Norman did not retire entirely into private life. He’s a member of the House of Lords who takes part in its debates; he wrote a book of memoirs; his sits on company boards; he remains an occasional (acerbic and acute) columnist for the Daily Telegraph. Essentially, however, his life for the last 36 years has been devoted to assisting and, more important, living with his wife. When I last saw him at a conference where he was a speaker in Colorado, he was accompanying Margaret. They went everywhere together. And if you’re living with someone who can’t do certain household tasks, you do them yourself. So Norman learned to cook. And since he enjoys shooting, he learned to cook game birds. That led a few steps later to his writing a book on how to cook game birds. And by degrees he was leading a different life in all sorts of ways.

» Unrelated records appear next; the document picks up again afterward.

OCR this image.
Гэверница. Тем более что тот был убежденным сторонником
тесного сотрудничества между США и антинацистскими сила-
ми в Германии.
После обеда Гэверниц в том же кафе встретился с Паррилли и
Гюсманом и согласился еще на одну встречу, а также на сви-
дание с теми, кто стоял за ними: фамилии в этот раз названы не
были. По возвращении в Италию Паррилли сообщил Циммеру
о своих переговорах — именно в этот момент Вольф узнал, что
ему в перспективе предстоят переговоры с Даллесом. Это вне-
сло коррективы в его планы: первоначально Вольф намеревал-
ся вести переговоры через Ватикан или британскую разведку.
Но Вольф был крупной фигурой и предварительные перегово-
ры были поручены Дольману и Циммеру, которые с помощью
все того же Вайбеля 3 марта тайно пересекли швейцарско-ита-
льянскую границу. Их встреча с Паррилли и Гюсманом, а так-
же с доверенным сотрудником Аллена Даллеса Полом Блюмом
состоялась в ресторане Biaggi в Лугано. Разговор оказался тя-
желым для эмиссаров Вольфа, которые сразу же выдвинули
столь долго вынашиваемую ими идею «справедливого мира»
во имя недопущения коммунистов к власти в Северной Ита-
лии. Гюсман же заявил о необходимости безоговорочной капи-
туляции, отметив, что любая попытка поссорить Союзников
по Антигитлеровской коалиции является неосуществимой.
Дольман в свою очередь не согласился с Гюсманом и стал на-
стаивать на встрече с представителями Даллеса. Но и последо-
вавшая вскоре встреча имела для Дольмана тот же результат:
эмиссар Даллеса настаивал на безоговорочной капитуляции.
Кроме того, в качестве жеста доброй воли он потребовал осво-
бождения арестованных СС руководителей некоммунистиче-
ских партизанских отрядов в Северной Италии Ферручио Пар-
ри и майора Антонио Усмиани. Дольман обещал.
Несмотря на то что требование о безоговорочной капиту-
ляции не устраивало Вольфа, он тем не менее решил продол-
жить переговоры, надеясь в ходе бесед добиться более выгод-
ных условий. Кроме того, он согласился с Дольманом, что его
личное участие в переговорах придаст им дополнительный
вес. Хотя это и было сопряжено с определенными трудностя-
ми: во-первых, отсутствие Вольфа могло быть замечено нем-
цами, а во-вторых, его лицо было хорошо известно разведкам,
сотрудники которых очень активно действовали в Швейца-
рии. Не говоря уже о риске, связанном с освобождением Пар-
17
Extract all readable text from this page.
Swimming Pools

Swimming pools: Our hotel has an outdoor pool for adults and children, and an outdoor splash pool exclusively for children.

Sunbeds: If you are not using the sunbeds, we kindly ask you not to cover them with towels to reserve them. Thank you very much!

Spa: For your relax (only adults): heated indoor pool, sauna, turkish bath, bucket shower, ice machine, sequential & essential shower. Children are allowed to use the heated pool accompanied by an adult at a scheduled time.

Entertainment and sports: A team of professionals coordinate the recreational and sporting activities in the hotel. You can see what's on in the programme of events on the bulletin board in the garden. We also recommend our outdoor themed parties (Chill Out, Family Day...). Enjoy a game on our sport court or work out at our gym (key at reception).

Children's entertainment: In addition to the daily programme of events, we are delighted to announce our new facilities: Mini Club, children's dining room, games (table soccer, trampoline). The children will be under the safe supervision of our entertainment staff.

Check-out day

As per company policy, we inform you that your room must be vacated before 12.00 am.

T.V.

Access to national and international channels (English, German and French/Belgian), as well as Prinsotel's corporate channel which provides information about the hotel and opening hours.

Yes, he had caretakers to help in helping Margaret — he thanked them all in the statement announcing her death — but his life had revolved around that task for the last 36 years.

Did he sacrifice the chance of becoming prime minister? I asked a seasoned political observer of the politics of the 1980s that question and got the reply: “One can never say that someone could have been prime minister because the variables are so many and changing. But if he had been a candidate in 1990 when Thatcher was challenged, I think it would have come down to a choice between Norman and Heseltine. And in that contest Norman would have been the favorite.” And that’s my view too.

If Norman ever asks himself if he had passed up on being prime minister, I doubt he thinks in terms of sacrifice. He enjoyed politics; he was good at the game; and he reached almost the top. He did all these things without compromising his conservatism. Indeed, he was one of the leading architects of a new and self-confident Toryism that changed his country for the better, if temporarily. But when it became clear that his wife needed from him a monopoly of loving attention that was inconsistent with the demands of high politics, he gave up those ambitions quite easily. He did what he most wanted to do which happened also to be what he should do. And I don’t think he ever regretted it.

Margaret is now gone. God rest her soul. But Norman is still with us, deprived of the task that has occupied him for half a lifetime. They both need our prayers.